Showing posts with label Phishing. Show all posts
Showing posts with label Phishing. Show all posts

Wednesday, April 11, 2007

When it is a Phish

So after my experience with getting a valid notification from eBay (thanks again eBay), I received the following email supposedly from PayPal.


This one was immediately suspicious. For one, the href for the URL was a dotted quad (85.234.150.131). Two, the “whois” entry wasn't in anyway associated with PayPal.

OrgName: RIPE Network Coordination Centre
OrgID: RIPE
Address: P.O. Box 10096
City: Amsterdam
StateProv:
PostalCode: 1001EB
Country: NL

ReferralServer: whois://whois.ripe.net:43

...

% Information related to '85.234.128.0/19AS29550'

route: 85.234.128.0/19
descr: PH-Network Europe, operated by Euroconnex Networks LLP
origin: AS29550
remarks: *********************************************
remarks: For Peering and more info: www.euroconnex.net
remarks: *********************************************
mnt-by: POUNDHOST
source: RIPE # Filtered

And three, the email was not sent to the email address associated with my PayPal account.

The rest of the email looked pretty legit however, and after my experience of the previous week... I had to look closely to file this in the “scam” folder. I have to wonder if this email is in any way related to the credit card fraud of the previous week.

Tags: Phishing, eBay, PayPal

Friday, April 06, 2007

When it's not a Phish

On March 29 I received the following email from eBay (I left out the “boiler plate” text regarding how to protect yourself from fraud).
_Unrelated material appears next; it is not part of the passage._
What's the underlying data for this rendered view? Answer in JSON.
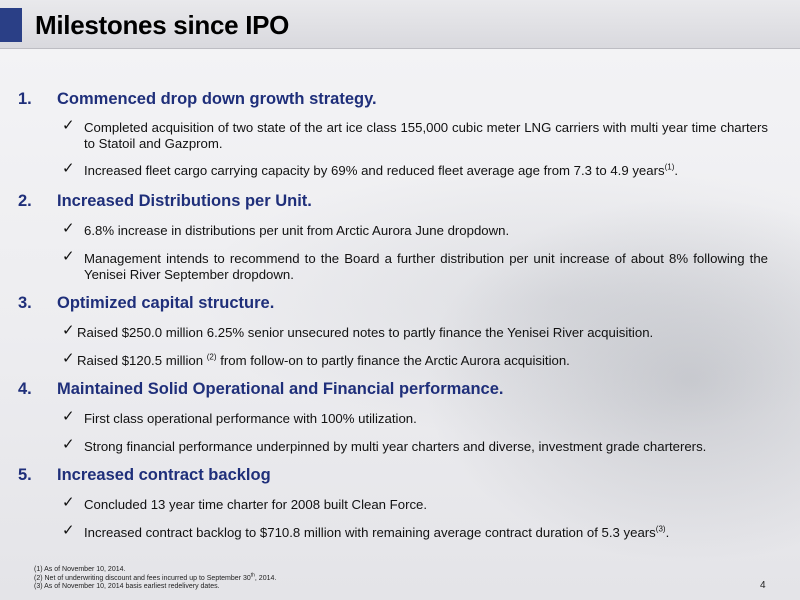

My first thought was another clever phishing scheme as I don't have a credit card on file with eBay other than my PayPal account. So I looked through the email for links or other telltale signs that would indicate a phish. I couldn't find anything so I went to eBay and logged in (not via the email of course). There were the same two emails in my eBay “inbox”. I checked my account at eBay and everything looked fine. I then checked my associated PayPal account and there were no purchases via that account. Next step was to check my credit card balance.

Hmm... there on my activity statement was a charge from snapfish.com. The immediate red lights started whirring as I don't have a snapfish account. So off to the hassle of calling the credit card company, snapfish.com etc. The result of these calls was to watch my credit card account (the first fraudulent charge was $1.33). The following day there were two more fraudulent charges from snapfish.com ($2.90 and $41.65 respectively). Now back to the phone to remove these charges from my bill, cancel the credit card and get a new card issued with a new number. The biggest hassle being finding all the companies that have re-occuring charges against that card. Yet another thing to keep track of in the event this happens again.

A BIG thank you to eBay for sending this email and helping me catch the fraud right from the start. Needless to say this experience has not been pleasant, including monitoring of online credit card statements while on vacation this week. This is my first experience with this sort of fraud and I don't hope to repeat the process anytime soon:)

Tags: Fraud, Credit Card, Phishing

Friday, March 09, 2007

When phishers get lazy

So I received this email at one of my email accounts this week. It's not nearly so clever as the one pointed out by Conor here. What I found interesting is that I don't use that email account with eBay and I've never sold anything on eBay. So naturally I was suspicious. I suppose it's just easier for the phishers to swamp the "market" rather than do their homework.

Hmm... I wonder if all those PowerSeller ratings are real?